While it is true that Member States are not allowed to set flat-rate compensation percentages which exceed the input VAT levied, since such excessive compensation would constitute State aid to the sectors concerned, it cannot be inferred from this that the Portuguese legislation, which does not provide for any compensation for farmers subject to the special scheme, is compatible with the VAT Directive. Member States may not freely disregard the macro-economic statistics and decide simply that no compensation will be paid in respect of the input VAT levied. If that were the case, the Member State would be applying to its farmers a special scheme substantially different, in its design and objectives, from the common flat-rate scheme for farmers as laid down and regulated in Chapter 2 of Title XII of the VAT Directive.
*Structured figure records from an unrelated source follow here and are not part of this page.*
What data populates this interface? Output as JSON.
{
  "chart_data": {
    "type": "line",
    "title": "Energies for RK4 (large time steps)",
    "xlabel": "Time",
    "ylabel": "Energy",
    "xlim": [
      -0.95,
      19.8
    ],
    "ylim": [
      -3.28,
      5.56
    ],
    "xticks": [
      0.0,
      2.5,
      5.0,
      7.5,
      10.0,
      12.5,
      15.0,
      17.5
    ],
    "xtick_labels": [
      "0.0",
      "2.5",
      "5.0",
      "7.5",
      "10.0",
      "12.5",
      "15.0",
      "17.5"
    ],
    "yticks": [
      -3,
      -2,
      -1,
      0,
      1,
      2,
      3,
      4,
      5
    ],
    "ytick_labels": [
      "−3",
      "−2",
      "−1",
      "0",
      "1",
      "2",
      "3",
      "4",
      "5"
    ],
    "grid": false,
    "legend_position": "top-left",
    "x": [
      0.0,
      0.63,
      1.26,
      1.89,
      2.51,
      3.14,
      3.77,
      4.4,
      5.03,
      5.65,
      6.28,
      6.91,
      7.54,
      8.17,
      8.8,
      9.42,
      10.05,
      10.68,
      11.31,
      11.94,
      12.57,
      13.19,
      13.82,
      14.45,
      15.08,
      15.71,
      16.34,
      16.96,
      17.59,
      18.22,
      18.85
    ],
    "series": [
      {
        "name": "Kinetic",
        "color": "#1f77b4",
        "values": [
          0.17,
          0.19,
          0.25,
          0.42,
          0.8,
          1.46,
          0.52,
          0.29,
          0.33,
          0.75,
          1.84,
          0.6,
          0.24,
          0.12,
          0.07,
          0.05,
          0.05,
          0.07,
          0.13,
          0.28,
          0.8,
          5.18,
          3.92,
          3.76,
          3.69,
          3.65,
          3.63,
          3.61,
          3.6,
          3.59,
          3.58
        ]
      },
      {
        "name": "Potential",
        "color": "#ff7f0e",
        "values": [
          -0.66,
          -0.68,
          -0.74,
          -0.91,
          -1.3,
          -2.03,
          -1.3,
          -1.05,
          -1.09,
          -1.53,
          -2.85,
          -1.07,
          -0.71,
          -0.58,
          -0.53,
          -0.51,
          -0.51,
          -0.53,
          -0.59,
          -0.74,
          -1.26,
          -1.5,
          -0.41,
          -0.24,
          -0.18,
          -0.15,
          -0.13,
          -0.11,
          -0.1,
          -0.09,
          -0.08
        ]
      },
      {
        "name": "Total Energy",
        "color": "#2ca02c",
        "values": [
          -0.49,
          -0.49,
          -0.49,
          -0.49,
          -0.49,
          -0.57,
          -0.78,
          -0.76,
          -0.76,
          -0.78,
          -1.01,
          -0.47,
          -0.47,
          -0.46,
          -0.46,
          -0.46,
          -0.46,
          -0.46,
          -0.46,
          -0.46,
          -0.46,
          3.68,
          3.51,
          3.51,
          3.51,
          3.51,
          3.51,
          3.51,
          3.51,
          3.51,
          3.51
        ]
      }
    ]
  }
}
The Commission is of the view that the special scheme established by the Portuguese legislation for the transactions carried out by farmers is not a correct and consistent application of that common scheme. In fact, the legislation in question simply exempts from tax, and therefore excludes completely from the VAT system, all farmers who do not opt for the normal taxation arrangements. Bearing in mind that the farmers covered by the scheme still represent a significant proportion of the Portuguese farming sector, that option introduced by the national legislature is a serious breach of the principle that tax should be of general application, which states that VAT must be levied as generally as possible and apply to all the stages of the production and distribution of goods and to the provision of services. In addition, the establishment of an exemption applicable to the transactions carried out by farmers is not laid down in any of the provisions of the VAT Directive and directly contradicts the terms of Article 296(1) thereof, which allows Member States only to choose between three well-defined systems for the taxation of farmers: the application of the normal arrangements, the application of the simplified scheme provided for in Chapter 1 of Title XII or the application of the common flat-rate scheme provided for in Chapter 2 of that title.

(1)  Council Directive 2006/112/EC of 28 November 2006 on the common system of value added tax (OJ 2006 L 347, p. 1).